D'autres internautes ont partagé le même extrait sur Facebook et Twitter, et concluent eux aussi que "Macron veut couler ce secteur".



Viral fin novembre, ce chiffre revient régulièrement sur les réseaux sociaux depuis.

Comment ce chiffre a été calculé
Le chiffre selon lequel "jusqu'à 75% des restaurants" pourraient fermer en France du fait de la crise du Covid-19 provient bien de l'ouvrage (page 158) de T. Malleret et K. Schwab.

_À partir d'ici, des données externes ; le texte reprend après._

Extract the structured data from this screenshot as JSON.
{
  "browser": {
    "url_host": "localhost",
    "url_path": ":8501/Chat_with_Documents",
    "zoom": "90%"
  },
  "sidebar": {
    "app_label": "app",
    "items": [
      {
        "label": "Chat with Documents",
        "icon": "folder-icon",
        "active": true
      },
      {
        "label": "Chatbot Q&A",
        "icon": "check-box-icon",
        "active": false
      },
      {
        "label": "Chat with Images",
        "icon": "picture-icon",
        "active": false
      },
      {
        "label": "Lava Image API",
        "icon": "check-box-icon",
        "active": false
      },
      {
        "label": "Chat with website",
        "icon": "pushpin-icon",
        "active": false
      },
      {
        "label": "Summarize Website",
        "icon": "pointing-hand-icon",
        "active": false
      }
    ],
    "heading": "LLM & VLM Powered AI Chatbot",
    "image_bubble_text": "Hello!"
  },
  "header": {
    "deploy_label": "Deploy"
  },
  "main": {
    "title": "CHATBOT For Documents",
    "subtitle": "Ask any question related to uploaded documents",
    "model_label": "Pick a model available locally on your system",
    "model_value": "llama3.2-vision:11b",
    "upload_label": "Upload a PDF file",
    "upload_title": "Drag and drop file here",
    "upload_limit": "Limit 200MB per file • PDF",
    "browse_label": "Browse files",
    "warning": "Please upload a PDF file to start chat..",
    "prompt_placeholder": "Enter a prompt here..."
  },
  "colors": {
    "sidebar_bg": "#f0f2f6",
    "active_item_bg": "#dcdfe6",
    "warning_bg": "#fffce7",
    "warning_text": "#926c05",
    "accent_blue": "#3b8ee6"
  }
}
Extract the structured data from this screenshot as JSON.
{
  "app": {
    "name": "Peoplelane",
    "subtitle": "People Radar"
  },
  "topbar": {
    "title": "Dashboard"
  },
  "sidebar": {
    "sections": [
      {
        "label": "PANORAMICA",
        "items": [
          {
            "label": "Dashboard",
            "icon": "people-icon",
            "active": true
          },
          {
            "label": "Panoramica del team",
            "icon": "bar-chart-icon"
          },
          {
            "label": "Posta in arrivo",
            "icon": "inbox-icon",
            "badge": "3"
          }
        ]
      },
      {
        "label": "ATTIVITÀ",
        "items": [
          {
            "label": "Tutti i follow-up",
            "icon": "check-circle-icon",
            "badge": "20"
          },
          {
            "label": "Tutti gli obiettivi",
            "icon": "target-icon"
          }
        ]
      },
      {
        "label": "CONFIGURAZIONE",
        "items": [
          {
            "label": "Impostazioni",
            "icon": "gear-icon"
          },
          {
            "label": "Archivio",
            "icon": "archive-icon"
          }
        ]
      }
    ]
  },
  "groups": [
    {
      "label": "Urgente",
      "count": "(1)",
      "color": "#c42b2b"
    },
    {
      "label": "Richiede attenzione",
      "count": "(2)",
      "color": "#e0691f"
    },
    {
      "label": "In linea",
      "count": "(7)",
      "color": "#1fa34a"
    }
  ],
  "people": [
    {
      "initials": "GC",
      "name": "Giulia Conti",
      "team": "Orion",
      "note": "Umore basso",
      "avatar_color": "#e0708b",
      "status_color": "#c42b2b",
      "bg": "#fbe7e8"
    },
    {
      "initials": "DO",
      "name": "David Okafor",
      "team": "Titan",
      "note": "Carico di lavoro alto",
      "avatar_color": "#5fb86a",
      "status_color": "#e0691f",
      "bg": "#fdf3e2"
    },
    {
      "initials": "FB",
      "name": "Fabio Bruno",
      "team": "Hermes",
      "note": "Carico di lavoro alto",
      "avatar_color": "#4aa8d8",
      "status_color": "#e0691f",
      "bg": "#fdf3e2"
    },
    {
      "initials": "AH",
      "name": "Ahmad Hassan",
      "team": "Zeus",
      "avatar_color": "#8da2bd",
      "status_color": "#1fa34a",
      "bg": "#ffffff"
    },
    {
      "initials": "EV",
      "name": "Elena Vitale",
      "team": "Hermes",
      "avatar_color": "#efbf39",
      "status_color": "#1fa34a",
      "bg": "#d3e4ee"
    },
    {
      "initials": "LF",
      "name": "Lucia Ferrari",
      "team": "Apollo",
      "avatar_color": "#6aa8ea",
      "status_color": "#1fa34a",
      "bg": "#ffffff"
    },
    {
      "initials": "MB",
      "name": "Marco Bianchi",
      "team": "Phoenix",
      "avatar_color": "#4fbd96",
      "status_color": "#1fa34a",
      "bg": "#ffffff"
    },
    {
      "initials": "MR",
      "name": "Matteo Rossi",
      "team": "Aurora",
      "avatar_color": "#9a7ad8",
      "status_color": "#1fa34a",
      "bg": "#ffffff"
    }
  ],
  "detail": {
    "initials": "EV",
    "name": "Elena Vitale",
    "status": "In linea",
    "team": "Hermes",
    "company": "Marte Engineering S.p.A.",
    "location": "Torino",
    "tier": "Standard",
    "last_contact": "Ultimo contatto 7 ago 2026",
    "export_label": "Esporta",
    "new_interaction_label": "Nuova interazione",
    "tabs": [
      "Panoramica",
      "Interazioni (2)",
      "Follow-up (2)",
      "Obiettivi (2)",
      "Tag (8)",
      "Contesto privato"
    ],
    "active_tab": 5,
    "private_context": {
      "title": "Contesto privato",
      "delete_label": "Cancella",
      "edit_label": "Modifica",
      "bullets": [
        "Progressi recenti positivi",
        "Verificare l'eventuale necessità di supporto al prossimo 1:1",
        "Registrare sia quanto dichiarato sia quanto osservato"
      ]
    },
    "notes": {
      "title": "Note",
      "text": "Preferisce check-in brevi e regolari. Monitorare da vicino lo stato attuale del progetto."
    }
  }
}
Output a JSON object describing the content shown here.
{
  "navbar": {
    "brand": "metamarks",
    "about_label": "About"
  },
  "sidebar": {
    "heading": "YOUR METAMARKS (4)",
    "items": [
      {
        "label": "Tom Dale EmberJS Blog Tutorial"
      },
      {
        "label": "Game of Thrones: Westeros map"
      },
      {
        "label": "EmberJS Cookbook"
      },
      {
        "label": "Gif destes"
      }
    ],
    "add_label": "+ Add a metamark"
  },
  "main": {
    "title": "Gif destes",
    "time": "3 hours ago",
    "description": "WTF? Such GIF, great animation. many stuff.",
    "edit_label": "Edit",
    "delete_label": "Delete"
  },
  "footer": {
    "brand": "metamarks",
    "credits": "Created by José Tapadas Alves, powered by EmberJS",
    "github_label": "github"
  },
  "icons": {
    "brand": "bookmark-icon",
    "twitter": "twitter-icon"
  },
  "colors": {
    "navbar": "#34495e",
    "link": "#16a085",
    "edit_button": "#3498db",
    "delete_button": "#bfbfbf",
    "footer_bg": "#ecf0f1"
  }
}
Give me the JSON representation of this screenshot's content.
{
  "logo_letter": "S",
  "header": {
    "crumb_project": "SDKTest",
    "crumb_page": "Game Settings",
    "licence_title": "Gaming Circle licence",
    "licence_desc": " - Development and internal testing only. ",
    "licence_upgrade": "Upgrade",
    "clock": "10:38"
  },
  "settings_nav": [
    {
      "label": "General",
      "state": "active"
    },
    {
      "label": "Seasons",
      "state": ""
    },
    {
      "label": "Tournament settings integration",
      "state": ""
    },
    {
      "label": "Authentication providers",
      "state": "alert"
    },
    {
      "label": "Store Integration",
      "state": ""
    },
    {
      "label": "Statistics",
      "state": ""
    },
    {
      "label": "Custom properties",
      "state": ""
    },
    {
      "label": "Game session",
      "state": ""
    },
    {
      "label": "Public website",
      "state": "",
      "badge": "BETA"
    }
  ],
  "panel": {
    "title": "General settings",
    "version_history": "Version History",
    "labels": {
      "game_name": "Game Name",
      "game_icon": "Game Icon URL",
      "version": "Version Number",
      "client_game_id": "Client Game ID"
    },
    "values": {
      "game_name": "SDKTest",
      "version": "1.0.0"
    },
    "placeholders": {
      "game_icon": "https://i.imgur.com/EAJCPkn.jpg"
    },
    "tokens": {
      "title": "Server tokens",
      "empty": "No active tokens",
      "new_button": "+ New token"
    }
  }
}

Cette estimation figure dans un chapitre "écrit en avril 2020" et "fondé sur des conversations avec des restaurateurs, des personnes dans l'industrie, des journalistes et des responsables politiques", a expliqué jeudi 18 février à l'AFP l'économiste Thierry Malleret.
"Ce n'est pas un chiffre que j'avais avancé à la légère. Mais évidemment, à cette époque-là, on ne savait pas encore quels seraient les programmes de soutiens publics mis en place. Et surtout, on a lancé un chiffre global mais il y a énormément de variances à la moyenne, les situations sont fondamentalement différentes en fonction de si vous êtes dans une grande ville, une petite ville, si vous êtes proche de gros restaurants, etc.", a ajouté M. Malleret.
"Il y a un effet d'obscurcissement créé par une moyenne arithmétique", poursuit-il, si bien qu'il admet qu'aujourd'hui "75% c'est excessif, si on a une autre édition du bouquin, évidemment je le reprendrais parce que c'est un chiffre qui s'avère faux."
Il reconnaît aussi qu'il est "possible" qu'il se soit inspiré d'un chiffre avancé en mars 2020 par le chef américain Tom Colicchio dans un article du Washington Post. Le chef, très connu du grand public pour animer l'émission Top Chef, prévoyait que, sans aides du gouvernement, "75% ou plus des restaurants aux Etats-Unis pourraient être de l’histoire ancienne".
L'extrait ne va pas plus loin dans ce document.